The Electronic Intifada 25 September 2003
We, who supported the Palestinian cause, have been orphaned with the untimely death of Edward Said. For Israeli Jews, like myself, he was the lighthouse that navigated us out of the darkness and confusion of growing in a Zionist state onto a safer coast of reason, morality and consciousness.
I am sorry I only met Edward in 1988, but I feel fortunate for the time we did spend together. His insights of, and inputs on, the global reality in general and the Palestine one in particular will guide us all for many years to come. But above all, we shall miss Edward’s unique ability of articulating in the public sphere the evil inflicted upon the Palestinians in the past against the continued effort in the Western media of sidelining, if not altogether eliminating, the plight and tragedy of Palestine. There is no one who could easily feel his place on that stage — no one who could in few sentences associate so clearly the wrongs of the past with the tragedy of the present in the land of Palestine.
The academic and intellectual world would equally be disorientated without his original thoughts and conceptualization on the West’s relationship with the world. We should be grateful, nonetheless, that so many of our colleagues went in his footsteps as he so brilliantly deconstructed the power bases and more sinister interests behind the knowledge production in West on the Orient in general and the Middle East in particular.
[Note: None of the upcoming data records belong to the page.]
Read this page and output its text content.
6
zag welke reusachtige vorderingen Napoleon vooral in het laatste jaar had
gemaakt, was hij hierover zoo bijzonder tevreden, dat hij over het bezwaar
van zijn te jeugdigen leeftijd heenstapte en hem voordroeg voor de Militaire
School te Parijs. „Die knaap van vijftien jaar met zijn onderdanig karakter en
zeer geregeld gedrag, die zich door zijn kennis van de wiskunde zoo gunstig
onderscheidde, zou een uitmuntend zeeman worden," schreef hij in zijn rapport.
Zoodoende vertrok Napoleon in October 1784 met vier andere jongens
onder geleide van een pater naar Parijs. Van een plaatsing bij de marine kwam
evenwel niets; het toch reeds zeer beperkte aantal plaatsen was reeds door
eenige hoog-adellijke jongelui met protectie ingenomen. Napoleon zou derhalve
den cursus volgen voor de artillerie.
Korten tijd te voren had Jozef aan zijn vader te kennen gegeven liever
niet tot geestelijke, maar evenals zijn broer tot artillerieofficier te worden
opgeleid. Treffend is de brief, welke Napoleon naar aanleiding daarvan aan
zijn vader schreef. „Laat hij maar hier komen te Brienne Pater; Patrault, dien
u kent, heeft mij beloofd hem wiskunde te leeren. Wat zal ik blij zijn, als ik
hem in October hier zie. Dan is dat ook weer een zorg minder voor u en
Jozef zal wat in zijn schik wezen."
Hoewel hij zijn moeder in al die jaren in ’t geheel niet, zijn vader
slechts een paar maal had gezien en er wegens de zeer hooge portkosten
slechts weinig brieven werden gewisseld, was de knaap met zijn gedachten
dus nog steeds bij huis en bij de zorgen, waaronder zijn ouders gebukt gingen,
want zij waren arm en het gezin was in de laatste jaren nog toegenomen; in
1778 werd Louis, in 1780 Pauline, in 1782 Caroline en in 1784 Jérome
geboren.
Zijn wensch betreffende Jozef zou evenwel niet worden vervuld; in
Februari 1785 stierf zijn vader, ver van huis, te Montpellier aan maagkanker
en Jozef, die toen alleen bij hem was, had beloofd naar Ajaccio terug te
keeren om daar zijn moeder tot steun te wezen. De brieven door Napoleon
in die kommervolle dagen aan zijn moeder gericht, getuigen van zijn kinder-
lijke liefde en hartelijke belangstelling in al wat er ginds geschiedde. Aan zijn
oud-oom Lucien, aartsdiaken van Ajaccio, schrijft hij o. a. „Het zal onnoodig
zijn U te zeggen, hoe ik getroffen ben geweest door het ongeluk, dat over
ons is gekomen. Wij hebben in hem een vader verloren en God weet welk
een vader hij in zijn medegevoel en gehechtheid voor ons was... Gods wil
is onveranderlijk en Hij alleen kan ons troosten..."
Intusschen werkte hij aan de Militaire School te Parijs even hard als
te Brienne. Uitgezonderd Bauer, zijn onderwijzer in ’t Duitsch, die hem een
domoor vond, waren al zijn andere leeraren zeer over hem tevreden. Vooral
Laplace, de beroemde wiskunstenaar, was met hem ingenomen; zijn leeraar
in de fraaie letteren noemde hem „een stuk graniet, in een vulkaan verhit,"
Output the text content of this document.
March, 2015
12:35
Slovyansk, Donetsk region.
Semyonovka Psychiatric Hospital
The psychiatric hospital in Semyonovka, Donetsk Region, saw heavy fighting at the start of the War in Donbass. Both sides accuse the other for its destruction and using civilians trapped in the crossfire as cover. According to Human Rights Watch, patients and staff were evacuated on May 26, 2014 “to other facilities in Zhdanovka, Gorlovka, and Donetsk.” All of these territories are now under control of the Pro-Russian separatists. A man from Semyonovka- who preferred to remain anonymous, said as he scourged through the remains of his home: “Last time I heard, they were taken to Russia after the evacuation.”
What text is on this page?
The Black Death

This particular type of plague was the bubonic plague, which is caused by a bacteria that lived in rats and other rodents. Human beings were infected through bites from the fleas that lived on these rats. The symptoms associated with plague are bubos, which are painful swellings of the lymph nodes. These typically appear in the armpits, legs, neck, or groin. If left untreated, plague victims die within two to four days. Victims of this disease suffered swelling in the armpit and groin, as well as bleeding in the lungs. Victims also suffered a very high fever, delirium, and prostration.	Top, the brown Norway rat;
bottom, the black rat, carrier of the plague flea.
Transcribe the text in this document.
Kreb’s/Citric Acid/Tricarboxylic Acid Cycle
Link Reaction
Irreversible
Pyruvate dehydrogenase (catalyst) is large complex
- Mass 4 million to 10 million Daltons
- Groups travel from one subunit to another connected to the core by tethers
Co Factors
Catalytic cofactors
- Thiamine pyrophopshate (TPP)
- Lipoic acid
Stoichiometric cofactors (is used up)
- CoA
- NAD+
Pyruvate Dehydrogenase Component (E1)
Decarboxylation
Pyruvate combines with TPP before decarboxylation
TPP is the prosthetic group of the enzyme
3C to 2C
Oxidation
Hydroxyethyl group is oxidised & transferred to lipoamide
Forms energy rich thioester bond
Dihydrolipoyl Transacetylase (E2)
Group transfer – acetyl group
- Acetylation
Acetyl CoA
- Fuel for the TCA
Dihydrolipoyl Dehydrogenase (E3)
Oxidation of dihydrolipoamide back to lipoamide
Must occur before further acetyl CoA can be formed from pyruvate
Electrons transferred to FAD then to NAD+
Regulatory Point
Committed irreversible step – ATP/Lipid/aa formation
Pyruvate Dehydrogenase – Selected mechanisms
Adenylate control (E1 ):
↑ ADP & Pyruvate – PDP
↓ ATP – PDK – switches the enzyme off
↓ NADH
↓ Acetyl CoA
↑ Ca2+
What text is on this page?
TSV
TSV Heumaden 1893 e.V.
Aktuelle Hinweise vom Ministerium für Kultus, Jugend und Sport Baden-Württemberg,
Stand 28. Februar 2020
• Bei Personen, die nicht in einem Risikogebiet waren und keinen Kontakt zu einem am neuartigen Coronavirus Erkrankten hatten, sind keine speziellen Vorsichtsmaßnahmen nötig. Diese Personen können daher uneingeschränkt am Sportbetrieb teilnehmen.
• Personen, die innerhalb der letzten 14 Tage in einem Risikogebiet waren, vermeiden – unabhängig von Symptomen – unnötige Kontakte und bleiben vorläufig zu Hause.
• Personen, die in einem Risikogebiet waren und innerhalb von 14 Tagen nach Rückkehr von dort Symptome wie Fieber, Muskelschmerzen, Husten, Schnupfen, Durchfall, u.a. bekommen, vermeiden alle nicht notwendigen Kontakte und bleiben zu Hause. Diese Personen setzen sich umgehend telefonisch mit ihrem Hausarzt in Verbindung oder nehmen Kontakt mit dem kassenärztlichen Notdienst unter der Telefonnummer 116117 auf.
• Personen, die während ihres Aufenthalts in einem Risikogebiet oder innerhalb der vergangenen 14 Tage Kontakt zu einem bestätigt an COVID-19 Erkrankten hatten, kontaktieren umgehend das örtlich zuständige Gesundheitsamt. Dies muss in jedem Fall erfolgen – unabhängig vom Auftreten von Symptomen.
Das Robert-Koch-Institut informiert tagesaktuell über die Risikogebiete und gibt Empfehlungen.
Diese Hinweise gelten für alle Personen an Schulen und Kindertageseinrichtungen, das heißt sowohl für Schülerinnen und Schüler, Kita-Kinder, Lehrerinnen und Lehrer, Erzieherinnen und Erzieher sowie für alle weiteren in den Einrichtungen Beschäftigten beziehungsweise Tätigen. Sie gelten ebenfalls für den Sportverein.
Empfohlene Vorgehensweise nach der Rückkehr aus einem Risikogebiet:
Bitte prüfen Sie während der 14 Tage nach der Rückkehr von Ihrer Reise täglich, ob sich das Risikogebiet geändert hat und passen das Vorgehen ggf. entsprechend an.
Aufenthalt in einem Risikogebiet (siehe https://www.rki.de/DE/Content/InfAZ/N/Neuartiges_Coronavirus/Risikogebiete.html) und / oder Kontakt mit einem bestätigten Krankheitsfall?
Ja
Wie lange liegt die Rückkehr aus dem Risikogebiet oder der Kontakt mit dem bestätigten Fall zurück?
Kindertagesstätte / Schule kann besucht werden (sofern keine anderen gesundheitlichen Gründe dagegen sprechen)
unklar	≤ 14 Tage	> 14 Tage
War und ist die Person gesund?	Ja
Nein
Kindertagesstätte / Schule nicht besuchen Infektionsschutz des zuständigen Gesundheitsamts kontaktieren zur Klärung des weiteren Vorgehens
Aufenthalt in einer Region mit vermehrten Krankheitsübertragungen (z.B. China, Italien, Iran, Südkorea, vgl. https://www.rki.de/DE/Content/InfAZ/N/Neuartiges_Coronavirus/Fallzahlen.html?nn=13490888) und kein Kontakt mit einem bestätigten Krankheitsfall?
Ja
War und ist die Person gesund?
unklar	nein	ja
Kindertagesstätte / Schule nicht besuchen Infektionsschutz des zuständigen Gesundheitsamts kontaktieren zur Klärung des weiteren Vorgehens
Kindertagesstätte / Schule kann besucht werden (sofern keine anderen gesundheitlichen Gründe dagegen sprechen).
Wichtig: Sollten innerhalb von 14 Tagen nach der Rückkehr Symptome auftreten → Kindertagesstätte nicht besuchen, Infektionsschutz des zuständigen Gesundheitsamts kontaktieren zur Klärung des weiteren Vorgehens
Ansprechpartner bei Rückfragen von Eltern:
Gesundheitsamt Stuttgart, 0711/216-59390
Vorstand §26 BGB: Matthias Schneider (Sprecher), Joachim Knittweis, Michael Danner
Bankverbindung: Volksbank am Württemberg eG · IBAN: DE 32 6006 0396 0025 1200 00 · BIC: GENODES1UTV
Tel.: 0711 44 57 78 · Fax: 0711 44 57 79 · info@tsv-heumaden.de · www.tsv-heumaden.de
For those of us who knew him more personally, we have all lost a dear and genuine friend, with whom one could talk about the most abstract philosophical issues and with the same ease move to more mundane problems in life — which usually paled in comparison with his endless and brave struggle against his fatal illness.
Something of this mixture and balance was also in his books. He will be remembered, and justly so, for “Orientalism” and the works that followed shaping and contributing to the post-Colonialist and Cultural Studies. But I will also cherish the “The Politics of Dispossession” — these short and lucid interventions, quite often immediate reactions to a recent crisis or juncture in the life of Palestine and the Palestinians, but always contextualizing the event and Said’s thoughts within the much more broader view on the march of history.
A few weeks ago we had our last meaningful conversation — on the phone — in which he beseeched me, as he did others I am sure, not to give up the struggle for relocating the Palestinians’ refugee issue at the heart of the public and global agenda. He stressed the need to continue the effort of changing the American public opinion on Palestine and he was very hopeful and encouraged by he what recognized as a significant change in European public opinion.
Edward probably left more than one spiritual and moral will to us. The one I am taking is the one above. In his memory and out of respect to his intellectual genius as well as to his moral courage, we should regroup our energies and reorganize our efforts to impress on the world that there will be no justice and no peace in Palestine, no stability in the Middle East and no tranquility in the US relationship with the Muslim world, without the return of Palestinian refugees to their home, the end of the Israeli occupation of the West Bank and the Gaza Strip and the building of a state in Palestine that would respect human and civil rights, as did Edward all his life.
May his soul rest in peace.
Ilan Pappe is a senior Israeli academic at the Department of Political Science and M.A, University of Haifa and the author of many books relating to the conflict.